Canton is about 45 miles from Tyler. The drive was easy, by way of highways 35 and 20, with no construction or wrecks to speak of. We got to the site at about four o'clock in the afternoon. The weather was beautiful, cool and bright.
The parking lot at this site is cramped, but the show facility is wonderful, at least in cool weather. It is clean and spacious, and there were so many big bay doors, all open, that the feeling was that you were outside. The breeze blew all the way through. I set up our camp quickly and we got back on the road.
I'd had a great idea. Tyler is the rose capital of Texas. In fact, Tyler vies with Portland and Shreveport and a few other cities to be the rose capital of the United States. So my thought was that we would see the Tyler Municipal Rose Garden on this trip.
I had taken the precaution of emailing the director of the garden to see if we could bring a small dog on a leash. He had graciously replied that this would be fine. I printed the email and had it in the glove compartment.
We were going to stay in Tyler Friday night and in Canton on Saturday. We were supposed to show late Saturday morning, so we planned to get to the rose garden when it opened at eight, stay about an hour, and get to Canton before ten.
The garden is a worthwhile stop. It is not the kind of garden we make pilgrimage to; those are the great walled gardens of the British Isles. Not even Biltmore is in that class. This is, rather, a display of specimen plants, named roses of all kinds, all groomed and cultivated to perfection.
It is a typically American display to the passerby, not a world unto itself at all. Nowhere could I point the camera without a plain view of the workman-like buildings of the rose center, or the busy main street of town, or the residential street that ran along the third side, or the yard on the fourth side where tall stacks of fertilizer, mulch and soil additives declared what a major project it would be to maintain a rose collection of this size. So I kept my eyes down and blinkered, as it were, to photograph the row on row of blazing color and dense, hedge-like foliage.

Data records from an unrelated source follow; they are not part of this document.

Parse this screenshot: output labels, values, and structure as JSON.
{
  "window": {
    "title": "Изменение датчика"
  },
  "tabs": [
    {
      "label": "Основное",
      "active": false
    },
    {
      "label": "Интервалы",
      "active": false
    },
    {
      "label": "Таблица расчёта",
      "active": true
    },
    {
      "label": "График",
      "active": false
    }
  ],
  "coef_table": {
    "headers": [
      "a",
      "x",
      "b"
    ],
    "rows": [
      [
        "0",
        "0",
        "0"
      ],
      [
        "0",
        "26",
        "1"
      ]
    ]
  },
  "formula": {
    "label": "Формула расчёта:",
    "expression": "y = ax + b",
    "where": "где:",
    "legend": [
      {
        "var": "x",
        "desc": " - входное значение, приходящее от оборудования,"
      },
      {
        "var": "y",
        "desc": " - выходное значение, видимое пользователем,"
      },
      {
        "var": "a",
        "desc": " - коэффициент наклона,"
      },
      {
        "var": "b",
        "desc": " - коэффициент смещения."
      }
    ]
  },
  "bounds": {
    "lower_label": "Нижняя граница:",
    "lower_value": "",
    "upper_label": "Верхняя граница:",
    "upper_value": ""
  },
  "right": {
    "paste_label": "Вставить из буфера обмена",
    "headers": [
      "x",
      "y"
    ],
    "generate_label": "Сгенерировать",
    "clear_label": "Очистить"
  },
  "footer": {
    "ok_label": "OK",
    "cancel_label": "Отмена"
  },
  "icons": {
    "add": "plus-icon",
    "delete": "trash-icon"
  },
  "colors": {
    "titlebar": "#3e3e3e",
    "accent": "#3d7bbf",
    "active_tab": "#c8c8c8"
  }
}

A nice little "idea garden" was landscaped with easy-to-grow plants that look good and don't require too much water. We saw that last, mainly because it was there that Weegie spied a pile of possum scat and did a face plant before I could react. I yelled and yanked her off, but not before she strewed a brown stripe across her ruff.
Craig is the groomer. He looked around for a hose, and when he couldn't find one, he dragged her over to a rainbird spinkler and held her under it. Time to leave for Canton.
Back at the show site, I passed time in the vendors' booths while Craig worked on Weegie. We showed well and picked up two points. That brought us up to 13.
It occurred to me that if we won on Sunday, we'd be finished. I wasn't sure I wanted that to happen. I wanted to finish in Austin, where we started out, and at home. Do you suppose that's why we lost Sunday? I certainly didn't lose on purpose. It's amazing the way my attitude seems to affect our outcome. How does that work?
The picture of Weegie at the top of the right column above is the picture from Canton. It is the best show picture I have of her.